Which moment or experience (if you had to pick one) was the most impactful in turning your business into a reality? 

Nancey booked at trip for us to attend an eyewear summit in Paris, France one of the largest expos in the world and we walked 4 (four) football fields of eyewear (designers, manufacturers, ophthalmologic equipment and etc.) and we did not see many African- Americans (Black) women or men. It was our Aha moment! The reason glasses are not made to fit our face features is because we are not represented in the business/industry.  We said if not us, then who will focus on creating better fitting eyewear.  

What inspires you on an everyday basis?    

Our customers! They are excited to have comfortable fitting eyewear and they continue to return to purchase multiple styles.  Eyewear is not only an extension of your wardrobe, but a necessary medical device.  Vontélle understands that eyewear is essential and realizes the importance of quality, thus want to help with eye health disparities. The National Institute of Health’s National Eye Institute report that, African Americans and Hispanics/Latinx are more likely to have cataracts, glaucoma and diabetic retinopathy than any other ethnic group.  Making it difficult to wear contacts, so proper fitting eyewear is crucial.  Befittingly, the Co-Founders have partnered with WIN (Women in Need), the largest provider of family shelter and supportive housing in New York City. The eyewear company has partnered with local optometrists to offer free eye exams, vision companies to donate free eyeglasses and prescription lenses to women, men and children in need.  

What does it mean to you being a small / minority business owner in New York City? 

New York City is a great city to be a small, minority business owner as you have access to many banking institutions, organizations and businesses who offer assistance in every area for the entrepreneur.  Vontelle has taken courses in finance, marketing, and have access to other ecommerce businesses including our website host – Shopify (they have an office in Manhattan).   

What does it mean to you when organizations like the Knicks and Chase support smaller local owned businesses like yourself? What does it mean to you to be a part of the Knicks & Chase Small Business Roster? 

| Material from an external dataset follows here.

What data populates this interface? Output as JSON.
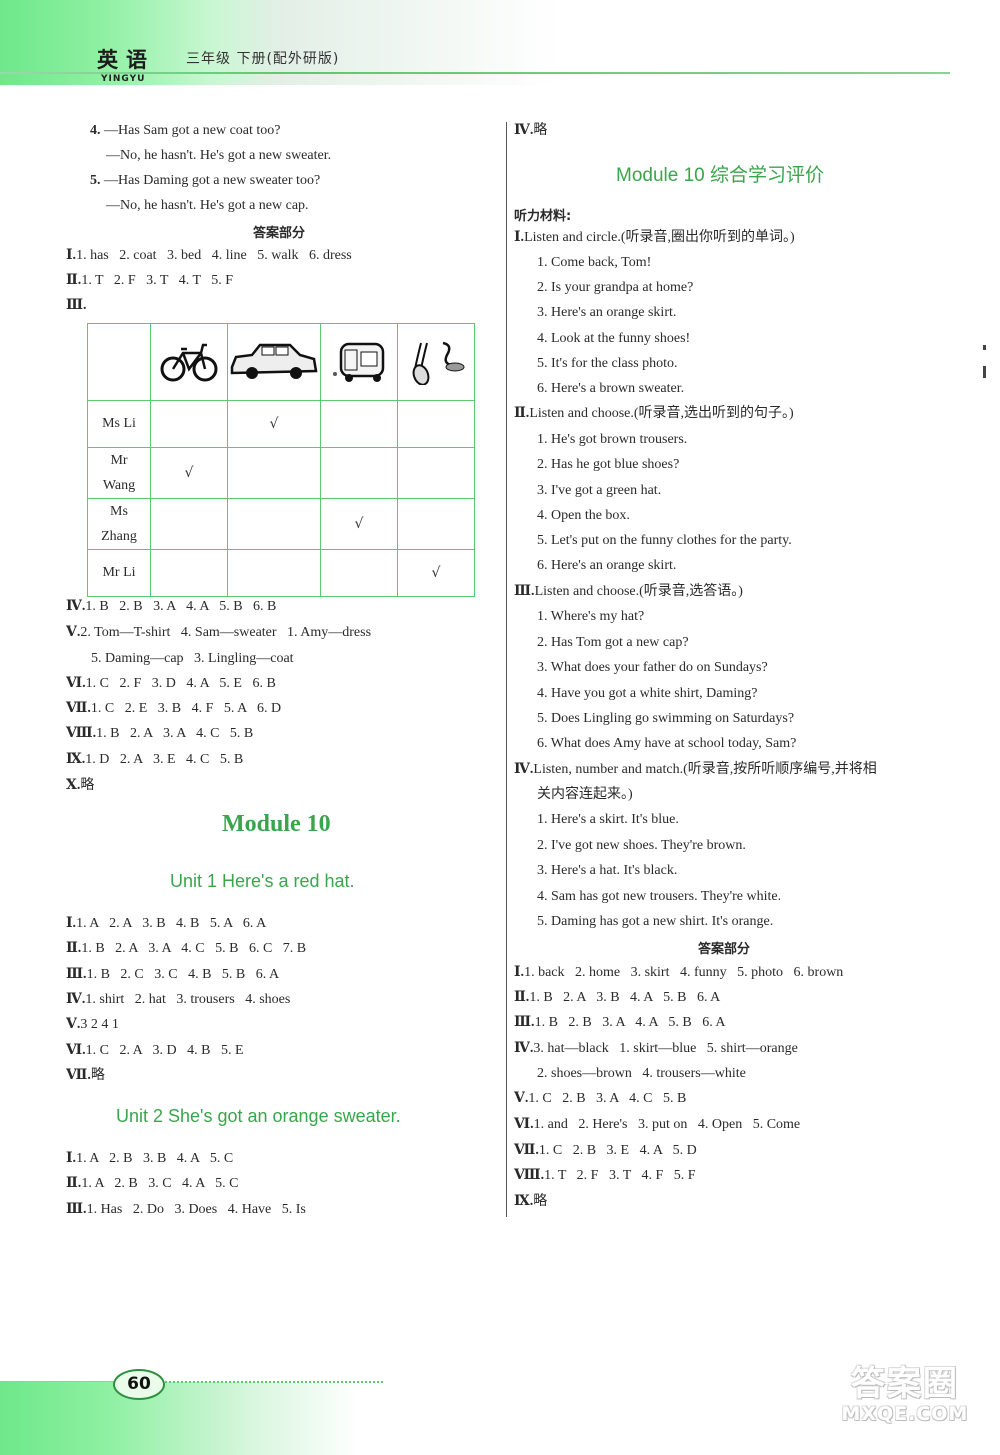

It means everything. Entrepreneurs need 3 (three) things to be successful:  

Opportunity: a vendor or customer to purchase/buy their product or idea.  For us it’s distribution and sales via our website.  We know we have a great concept and product but need more people to be aware of it.  We need more department stores and customers to purchase online. The Knicks is providing us with brand awareness and opportunity.  

Funding:  money to make/design/create the product(s) and to pay for marketing and advertising. Without funding you don’t have a business.  

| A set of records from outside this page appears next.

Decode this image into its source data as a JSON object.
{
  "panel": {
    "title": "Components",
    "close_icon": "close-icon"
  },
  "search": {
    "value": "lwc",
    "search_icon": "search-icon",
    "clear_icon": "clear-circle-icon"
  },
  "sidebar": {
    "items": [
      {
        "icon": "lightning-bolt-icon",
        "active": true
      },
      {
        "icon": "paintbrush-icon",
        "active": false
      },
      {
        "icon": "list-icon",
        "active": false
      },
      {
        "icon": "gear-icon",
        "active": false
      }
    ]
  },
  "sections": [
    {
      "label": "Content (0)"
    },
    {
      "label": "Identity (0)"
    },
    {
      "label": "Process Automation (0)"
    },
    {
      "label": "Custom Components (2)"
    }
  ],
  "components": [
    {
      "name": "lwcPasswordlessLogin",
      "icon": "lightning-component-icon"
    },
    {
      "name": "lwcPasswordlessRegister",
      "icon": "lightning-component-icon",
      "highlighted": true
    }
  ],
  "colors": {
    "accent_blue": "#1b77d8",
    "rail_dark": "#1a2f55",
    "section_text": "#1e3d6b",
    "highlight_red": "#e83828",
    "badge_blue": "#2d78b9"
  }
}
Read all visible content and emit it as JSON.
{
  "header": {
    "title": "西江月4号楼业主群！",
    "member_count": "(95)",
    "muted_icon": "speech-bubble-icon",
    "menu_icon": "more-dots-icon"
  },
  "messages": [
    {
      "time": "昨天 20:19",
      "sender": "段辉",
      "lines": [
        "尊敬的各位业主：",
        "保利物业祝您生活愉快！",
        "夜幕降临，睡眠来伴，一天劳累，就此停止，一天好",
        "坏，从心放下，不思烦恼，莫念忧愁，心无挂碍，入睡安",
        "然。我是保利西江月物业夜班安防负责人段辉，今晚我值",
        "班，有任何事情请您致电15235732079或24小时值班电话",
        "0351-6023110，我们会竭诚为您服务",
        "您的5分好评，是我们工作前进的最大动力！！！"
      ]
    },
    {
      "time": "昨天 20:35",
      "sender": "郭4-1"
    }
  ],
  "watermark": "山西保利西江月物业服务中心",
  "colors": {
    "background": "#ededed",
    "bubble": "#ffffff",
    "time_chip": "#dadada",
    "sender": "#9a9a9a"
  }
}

Support: You don’t know what you don’t know.  The assistance of Chase and their Chase for Business program has greatly assisted us with our financials, inventory management and etc. 

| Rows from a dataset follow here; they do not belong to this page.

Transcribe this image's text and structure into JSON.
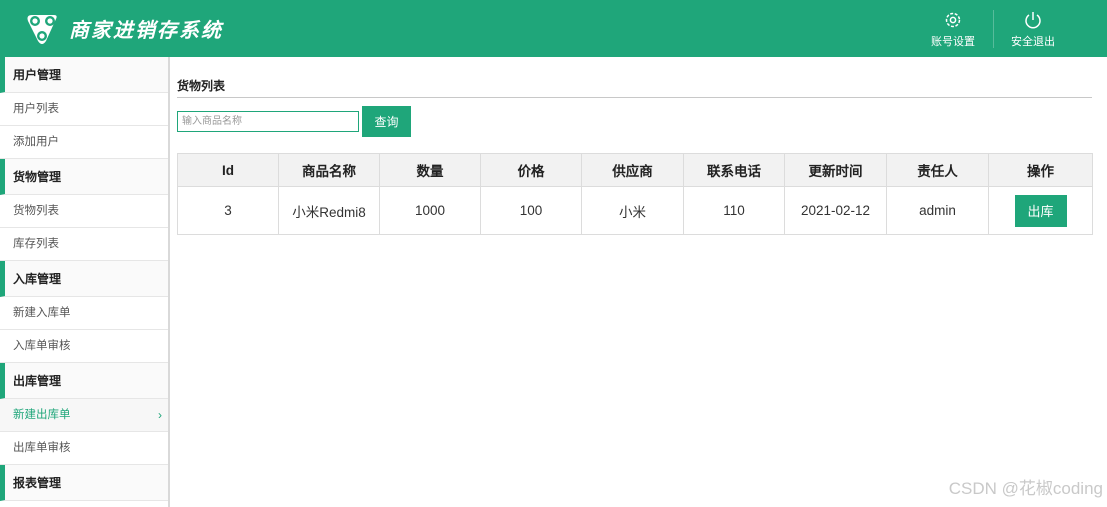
{
  "header": {
    "app_title": "商家进销存系统",
    "account_settings_label": "账号设置",
    "logout_label": "安全退出"
  },
  "sidebar": {
    "groups": [
      {
        "title": "用户管理",
        "items": [
          "用户列表",
          "添加用户"
        ]
      },
      {
        "title": "货物管理",
        "items": [
          "货物列表",
          "库存列表"
        ]
      },
      {
        "title": "入库管理",
        "items": [
          "新建入库单",
          "入库单审核"
        ]
      },
      {
        "title": "出库管理",
        "items": [
          "新建出库单",
          "出库单审核"
        ]
      },
      {
        "title": "报表管理",
        "items": []
      }
    ],
    "active_item": "新建出库单"
  },
  "main": {
    "page_title": "货物列表",
    "search": {
      "placeholder": "输入商品名称",
      "value": "",
      "button_label": "查询"
    },
    "table": {
      "columns": [
        "Id",
        "商品名称",
        "数量",
        "价格",
        "供应商",
        "联系电话",
        "更新时间",
        "责任人",
        "操作"
      ],
      "rows": [
        {
          "id": "3",
          "name": "小米Redmi8",
          "quantity": "1000",
          "price": "100",
          "supplier": "小米",
          "phone": "110",
          "updated": "2021-02-12",
          "owner": "admin",
          "action_label": "出库"
        }
      ]
    }
  },
  "watermark": "CSDN @花椒coding",
  "colors": {
    "brand": "#1fa67a",
    "header_bg": "#1fa67a",
    "table_head_bg": "#f2f2f2"
  }
}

What important things do you think small business owners need to know before getting started? 

When starting a business, it’s necessary to ask questions and do research on your industry.  Ask everyone how did you do that?  Where should I go to get this? Do not be afraid to ask. Get a mentor! Lastly, ensure you have a business plan, review the numbers - actual potential ROI (return on investment) and reach out to other start up business owners.  There is the fun part of the business, which is probably what drew you there, and there's the necessary business requirements. Note: for every dollar you earn you will have spent $5.00 (ads, sales tax, website management, credit card payments, bank fees, content, inventory, etc.).

Can you speak to the importance of small business ownership in general?   

Design is in everything we do and use.  From your computer, to social media apps to the comb or brush you use to do your hair every morning.  Someone designed it! It was an individual who decided to make a tool or provide a service for life to be better for us!  It starts with a small business – this is why it’s important; rather crucial to support small businesses.